How many times had she had to hide, barely even breathing for fear the rat man would find her? She couldn’t do that with an infant—she couldn’t control when the baby cried or gurgled.
The idea of the rat man’s monsters getting hold
of a child made her heart clench with fear and her stomach heave with nausea.
“We’re not going to give her what she wants,” Echo said, her voice shaking with the emotions roiling through her.
“I agree,” Stygian said, “but Hazel has already proven she can make me do something out of character. What if she—” He stopped himself. His whole body trembled visibly. “I can’t stand the thought of hurting you. Forcing you.”
Echo held up her hands. “She can’t make me do anything. I don’t have enough of that bitch in me for her to have control.”
“Don’t be too sure,” Harold said. “Even a sliver can make a difference. You’d best be on your guard against her influence. Both of you.”
“We need her out,” Stygian said. “If this spell isn’t going to work without all of her shards, how can we find the rest?”

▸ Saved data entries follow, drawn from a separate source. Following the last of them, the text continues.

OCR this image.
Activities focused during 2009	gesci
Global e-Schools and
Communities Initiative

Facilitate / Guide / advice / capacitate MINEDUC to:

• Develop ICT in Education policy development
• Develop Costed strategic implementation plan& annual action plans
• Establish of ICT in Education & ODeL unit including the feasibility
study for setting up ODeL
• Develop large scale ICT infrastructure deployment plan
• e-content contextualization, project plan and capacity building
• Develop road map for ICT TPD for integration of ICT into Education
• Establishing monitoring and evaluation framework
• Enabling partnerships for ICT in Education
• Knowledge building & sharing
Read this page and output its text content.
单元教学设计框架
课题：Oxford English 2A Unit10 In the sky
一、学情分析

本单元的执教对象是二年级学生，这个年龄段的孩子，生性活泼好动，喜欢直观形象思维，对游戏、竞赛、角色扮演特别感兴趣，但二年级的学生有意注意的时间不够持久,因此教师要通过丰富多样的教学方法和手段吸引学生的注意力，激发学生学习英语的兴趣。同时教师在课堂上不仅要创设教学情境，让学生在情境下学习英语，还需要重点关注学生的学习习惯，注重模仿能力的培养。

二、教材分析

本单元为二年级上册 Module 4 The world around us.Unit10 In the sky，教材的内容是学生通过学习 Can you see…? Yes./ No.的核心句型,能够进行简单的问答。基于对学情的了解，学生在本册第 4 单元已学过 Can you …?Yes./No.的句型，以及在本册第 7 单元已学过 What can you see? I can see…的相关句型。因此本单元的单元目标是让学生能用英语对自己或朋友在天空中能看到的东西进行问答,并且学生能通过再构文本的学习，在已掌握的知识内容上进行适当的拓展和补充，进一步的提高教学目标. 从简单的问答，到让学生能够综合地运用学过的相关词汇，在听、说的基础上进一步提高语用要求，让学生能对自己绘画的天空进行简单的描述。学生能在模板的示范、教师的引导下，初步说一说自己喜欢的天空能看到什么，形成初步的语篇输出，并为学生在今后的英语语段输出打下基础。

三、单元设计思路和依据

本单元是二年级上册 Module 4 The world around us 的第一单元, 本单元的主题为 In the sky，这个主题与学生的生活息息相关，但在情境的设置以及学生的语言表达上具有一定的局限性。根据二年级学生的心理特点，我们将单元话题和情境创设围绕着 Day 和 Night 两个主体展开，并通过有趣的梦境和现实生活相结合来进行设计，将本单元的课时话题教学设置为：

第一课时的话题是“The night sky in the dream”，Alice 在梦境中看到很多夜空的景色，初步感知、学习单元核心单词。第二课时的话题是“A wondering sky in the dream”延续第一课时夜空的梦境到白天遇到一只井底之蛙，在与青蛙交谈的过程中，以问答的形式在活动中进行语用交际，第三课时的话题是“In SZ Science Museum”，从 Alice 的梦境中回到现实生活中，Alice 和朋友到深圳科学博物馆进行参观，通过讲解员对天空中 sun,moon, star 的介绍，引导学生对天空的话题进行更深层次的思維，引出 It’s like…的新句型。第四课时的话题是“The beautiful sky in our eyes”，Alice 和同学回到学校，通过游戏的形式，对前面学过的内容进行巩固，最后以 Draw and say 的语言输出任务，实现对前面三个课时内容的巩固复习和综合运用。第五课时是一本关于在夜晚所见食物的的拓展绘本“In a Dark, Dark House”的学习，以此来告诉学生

“I don’t know,” Harold said. “I suggest you two hurry up and find the locket fast. You may need every second you can get to find the last shards. I’ll do what I can on my end and I’ll talk to Eden. Maybe she’s seen another piece of Hazel elsewhere.”
“It’s worth a shot,” Echo said, still reeling.
“We have to hurry,” Stygian said.
Under her breath, she said, “A baby. What the hell is an evil bitch going to do with a baby?”
Stygian’s face darkened. “I can think of several things, and none of them are good. We need to leave. Now.”
It didn’t matter how fast they left, Echo’s thoughts were going to be right beside her and she knew all of them would be about a child that she could never allow to be born.
***
The moment Echo saw the old, isolated farmhouse sitting in the middle of nowhere, she remembered it. The yard was thick with weeds, but she could recall the feel of freshly cut grass tickling her bare feet. She could remember laughing with Melody as they raced across the lawn. There had been a sandbox in the back yard and they’d built doll houses there, playing out entire lives for their plastic playmates.
The house had seemed so bright back then, so big. Now it was faded and shrunken, as if the weight of its years had compressed it somehow.
No one had been here in a long time. Even the gravel driveway was grown over with weeds. The mailbox at the road sat crooked on its rotted, wooden post, the faded metal dented from some teenage game of mailbox baseball.